Once the documents are signed, many Nevada residents believe the work is done. However, once the ink dries on a person’s estate planning documents, there could be more to do. For instance, a trust document does not necessarily mean anything if it is not funded.
Therefore, an individual’s property and accounts need to be put into the name of the trust. This will keep the assets in the trust from having to go through the probate process upon death. Further, the accounts and property could be kept safe from creditors and others who may attempt to attach or seize the property.
Further, any property owned upon death can be automatically transferred into the trust through a pour over will. Once those assets are placed into the trust, they can be distributed in accordance with the provisions of the trust. The terms of the trust can restrict when and how its beneficiaries receive their inheritance, which could ensure that the assets are available for a longer period of time.

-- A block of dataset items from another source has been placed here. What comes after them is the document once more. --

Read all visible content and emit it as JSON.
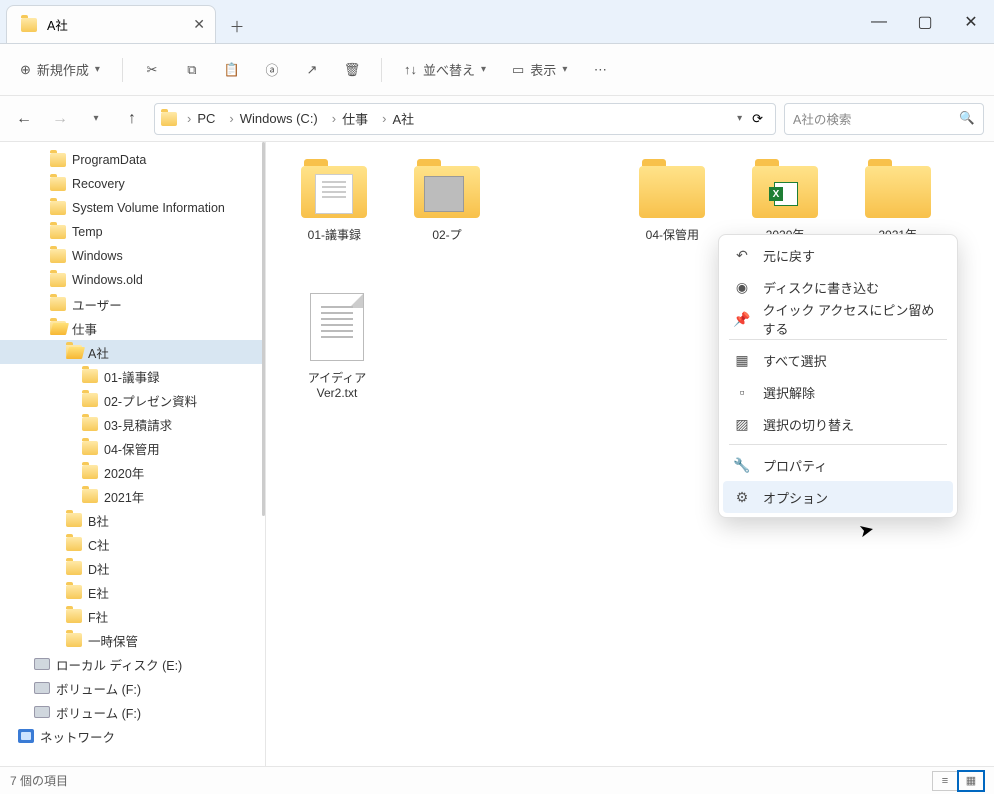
{
  "titlebar": {
    "tab_title": "A社"
  },
  "toolbar": {
    "new_label": "新規作成",
    "sort_label": "並べ替え",
    "view_label": "表示"
  },
  "breadcrumb": {
    "seg0": "PC",
    "seg1": "Windows (C:)",
    "seg2": "仕事",
    "seg3": "A社"
  },
  "search": {
    "placeholder": "A社の検索"
  },
  "tree": {
    "items": [
      {
        "indent": 2,
        "label": "ProgramData",
        "icon": "folder"
      },
      {
        "indent": 2,
        "label": "Recovery",
        "icon": "folder"
      },
      {
        "indent": 2,
        "label": "System Volume Information",
        "icon": "folder"
      },
      {
        "indent": 2,
        "label": "Temp",
        "icon": "folder"
      },
      {
        "indent": 2,
        "label": "Windows",
        "icon": "folder"
      },
      {
        "indent": 2,
        "label": "Windows.old",
        "icon": "folder"
      },
      {
        "indent": 2,
        "label": "ユーザー",
        "icon": "folder"
      },
      {
        "indent": 2,
        "label": "仕事",
        "icon": "folder-open"
      },
      {
        "indent": 3,
        "label": "A社",
        "icon": "folder-open",
        "selected": true
      },
      {
        "indent": 4,
        "label": "01-議事録",
        "icon": "folder"
      },
      {
        "indent": 4,
        "label": "02-プレゼン資料",
        "icon": "folder"
      },
      {
        "indent": 4,
        "label": "03-見積請求",
        "icon": "folder"
      },
      {
        "indent": 4,
        "label": "04-保管用",
        "icon": "folder"
      },
      {
        "indent": 4,
        "label": "2020年",
        "icon": "folder"
      },
      {
        "indent": 4,
        "label": "2021年",
        "icon": "folder"
      },
      {
        "indent": 3,
        "label": "B社",
        "icon": "folder"
      },
      {
        "indent": 3,
        "label": "C社",
        "icon": "folder"
      },
      {
        "indent": 3,
        "label": "D社",
        "icon": "folder"
      },
      {
        "indent": 3,
        "label": "E社",
        "icon": "folder"
      },
      {
        "indent": 3,
        "label": "F社",
        "icon": "folder"
      },
      {
        "indent": 3,
        "label": "一時保管",
        "icon": "folder"
      },
      {
        "indent": 1,
        "label": "ローカル ディスク (E:)",
        "icon": "drive"
      },
      {
        "indent": 1,
        "label": "ボリューム (F:)",
        "icon": "drive"
      },
      {
        "indent": 1,
        "label": "ボリューム (F:)",
        "icon": "drive"
      },
      {
        "indent": 0,
        "label": "ネットワーク",
        "icon": "net"
      }
    ]
  },
  "tiles": [
    {
      "label": "01-議事録",
      "thumb": "doc"
    },
    {
      "label": "02-プ",
      "thumb": "img",
      "truncated": true
    },
    {
      "label": "04-保管用",
      "thumb": "none",
      "col": 4
    },
    {
      "label": "2020年",
      "thumb": "excel",
      "col": 5
    },
    {
      "label": "2021年",
      "thumb": "none",
      "col": 6
    }
  ],
  "file_row2": {
    "label": "アイディアVer2.txt"
  },
  "ctxmenu": {
    "items": [
      {
        "icon": "↶",
        "label": "元に戻す"
      },
      {
        "icon": "◉",
        "label": "ディスクに書き込む"
      },
      {
        "icon": "📌",
        "label": "クイック アクセスにピン留めする"
      },
      {
        "div": true
      },
      {
        "icon": "▦",
        "label": "すべて選択"
      },
      {
        "icon": "▫",
        "label": "選択解除"
      },
      {
        "icon": "▨",
        "label": "選択の切り替え"
      },
      {
        "div": true
      },
      {
        "icon": "🔧",
        "label": "プロパティ"
      },
      {
        "icon": "⚙",
        "label": "オプション",
        "hover": true
      }
    ]
  },
  "status": {
    "text": "7 個の項目"
  }
}
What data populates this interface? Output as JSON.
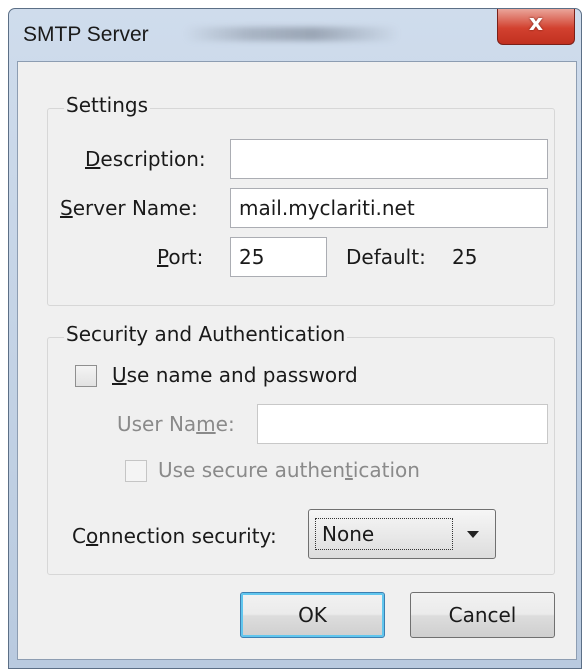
{
  "window": {
    "title": "SMTP Server",
    "close_label": "x"
  },
  "settings": {
    "group_label": "Settings",
    "description_label": "Description:",
    "description_value": "",
    "server_name_label": "Server Name:",
    "server_name_value": "mail.myclariti.net",
    "port_label": "Port:",
    "port_value": "25",
    "default_label": "Default:",
    "default_value": "25"
  },
  "security": {
    "group_label": "Security and Authentication",
    "use_name_password_label": "Use name and password",
    "use_name_password_checked": false,
    "user_name_label": "User Name:",
    "user_name_value": "",
    "secure_auth_label": "Use secure authentication",
    "secure_auth_checked": false,
    "connection_security_label": "Connection security:",
    "connection_security_value": "None"
  },
  "buttons": {
    "ok_label": "OK",
    "cancel_label": "Cancel"
  }
}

Once the trust is funded, it still requires review from time to time, including when any major life event occurs such as a divorce or birth of a child. Estate planning documents can be changed as a Nevada resident’s family or financial situation changes. For example, if the documents are not reviewed, it is possible that an ex-spouse may receive a portion of the estate since he or she was never removed as an heir or beneficiary. This includes assets such as retirement accounts and insurance policies that pass by operation of law. The beneficiary designations filled out at the beginning may no longer be valid, and need to be changed as life changes.